Entre otras estratagemas, para encandilar a sus nuevos seguidores, el convincente conde Beniowski alegó que él y su acompañante sueco habían sido recluidos en la fortificación por su fidelidad al extinto gran duque Pedro, después zar Pedro III. El astuto agitador respaldaba sus afirmaciones mostrando un sobre de terciopelo verde, el cual contenía en su interior una carta escrita por Pablo, el hijo de Pedro e Yekaterina, al emperador del Sacro Imperio Romano, solicitándole la mano de su hija. En la primavera de 1771 Nilov y su guarnición de setenta cosacos fueron atacados por Beniowski y sus adeptos, el inútil capitán fue asesinado y los insurrectos se hicieron con el erario local, así como con armas y municiones, además de obligar a la población a jurar lealtad al emperador Pablo Petrovich. El 30 de abril los prófugos se dirigieron al puerto, se hicieron con un galeón y emprendieron marcha, autodenominándose Sociedad Unida en Nombre de Su Majestad Imperial Pablo Petrovich.
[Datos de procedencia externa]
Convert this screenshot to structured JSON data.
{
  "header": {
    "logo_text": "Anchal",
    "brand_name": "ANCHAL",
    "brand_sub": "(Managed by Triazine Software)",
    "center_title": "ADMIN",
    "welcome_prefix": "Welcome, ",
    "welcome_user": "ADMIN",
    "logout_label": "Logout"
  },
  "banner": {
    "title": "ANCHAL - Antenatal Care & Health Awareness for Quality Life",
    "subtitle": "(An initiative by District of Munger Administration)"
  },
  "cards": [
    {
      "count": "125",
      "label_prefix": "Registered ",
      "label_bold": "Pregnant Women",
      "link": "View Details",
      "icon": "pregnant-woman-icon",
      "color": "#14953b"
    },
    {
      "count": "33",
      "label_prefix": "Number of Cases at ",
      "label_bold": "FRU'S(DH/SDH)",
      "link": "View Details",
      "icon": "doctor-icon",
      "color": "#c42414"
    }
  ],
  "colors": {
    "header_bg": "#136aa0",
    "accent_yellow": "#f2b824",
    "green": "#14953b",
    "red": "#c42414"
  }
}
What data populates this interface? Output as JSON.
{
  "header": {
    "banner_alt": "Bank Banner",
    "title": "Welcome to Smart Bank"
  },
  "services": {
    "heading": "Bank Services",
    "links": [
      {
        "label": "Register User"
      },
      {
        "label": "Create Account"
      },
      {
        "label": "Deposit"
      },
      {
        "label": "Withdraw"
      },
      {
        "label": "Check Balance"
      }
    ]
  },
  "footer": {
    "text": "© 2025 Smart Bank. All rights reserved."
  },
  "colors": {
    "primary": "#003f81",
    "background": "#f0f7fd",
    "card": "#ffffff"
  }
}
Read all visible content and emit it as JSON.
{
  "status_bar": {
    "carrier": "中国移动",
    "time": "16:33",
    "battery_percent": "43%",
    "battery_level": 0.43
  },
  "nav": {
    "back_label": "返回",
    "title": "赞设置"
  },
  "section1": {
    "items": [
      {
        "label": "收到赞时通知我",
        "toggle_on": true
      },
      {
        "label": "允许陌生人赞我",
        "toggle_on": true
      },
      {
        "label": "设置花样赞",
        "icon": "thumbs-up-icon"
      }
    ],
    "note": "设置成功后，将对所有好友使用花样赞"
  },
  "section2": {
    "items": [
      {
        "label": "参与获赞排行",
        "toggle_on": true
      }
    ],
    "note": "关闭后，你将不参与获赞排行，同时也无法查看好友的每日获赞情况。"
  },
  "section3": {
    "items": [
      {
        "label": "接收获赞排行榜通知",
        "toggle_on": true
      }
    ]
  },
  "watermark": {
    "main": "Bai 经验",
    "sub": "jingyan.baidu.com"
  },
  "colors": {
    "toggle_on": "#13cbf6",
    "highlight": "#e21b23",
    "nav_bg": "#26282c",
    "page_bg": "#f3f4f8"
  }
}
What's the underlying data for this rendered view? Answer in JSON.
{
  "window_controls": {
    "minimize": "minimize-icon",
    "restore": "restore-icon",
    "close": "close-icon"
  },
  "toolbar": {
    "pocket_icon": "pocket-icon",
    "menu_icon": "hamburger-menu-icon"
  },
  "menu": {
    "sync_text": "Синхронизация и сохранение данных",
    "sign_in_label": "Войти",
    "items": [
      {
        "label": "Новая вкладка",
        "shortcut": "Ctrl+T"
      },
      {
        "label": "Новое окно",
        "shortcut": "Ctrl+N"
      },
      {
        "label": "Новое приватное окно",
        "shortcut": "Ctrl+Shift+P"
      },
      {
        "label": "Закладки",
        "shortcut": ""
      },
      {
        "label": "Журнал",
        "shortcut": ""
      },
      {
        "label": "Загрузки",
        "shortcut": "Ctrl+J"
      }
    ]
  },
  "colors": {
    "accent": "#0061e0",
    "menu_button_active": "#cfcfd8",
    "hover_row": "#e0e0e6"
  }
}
Esta alucinante y falaz empresa hizo llegar al senado una declaración en la que renegaba de la privación ilegal de Pablo al trono. La zarina se enteró de la revuelta y fuga meses después, al tiempo que Beniowski y compañía iban dejando una estela de incidentes internacionales a través de toda la costa asiática. Repelidos del litoral japonés, los amotinados realizaron un desembarco forzoso en Formosa, perdiendo a Panov entre otros. Tras cinco meses de aventuras llegaron a Macao, en donde vendieron el barco, comenzaron a reñir entre sí y a desintegrarse, además Turchaninov y otros catorce murieron por enfermedad en dicho lugar.
Tras las adversidades, el conde eslovaco contrató dos buques para que trasladara a los supervivientes a Francia, lugar que pisaron en otoño de 1772.
Durante el trayecto perdió la vida Baturin, aquel soldado que en 1749 había hecho un juramento de lealtad al tibio Pedro Fyodorovich. Beniowski y algunos otros ingresaron al ejército francés, pero la mayoría solicitó un indulto a la emperatriz Yekaterina Alekseyevna por medio del embajador ruso en París, logrando así regresar a Rusia a vivir como hombres libres en localidades siberianas.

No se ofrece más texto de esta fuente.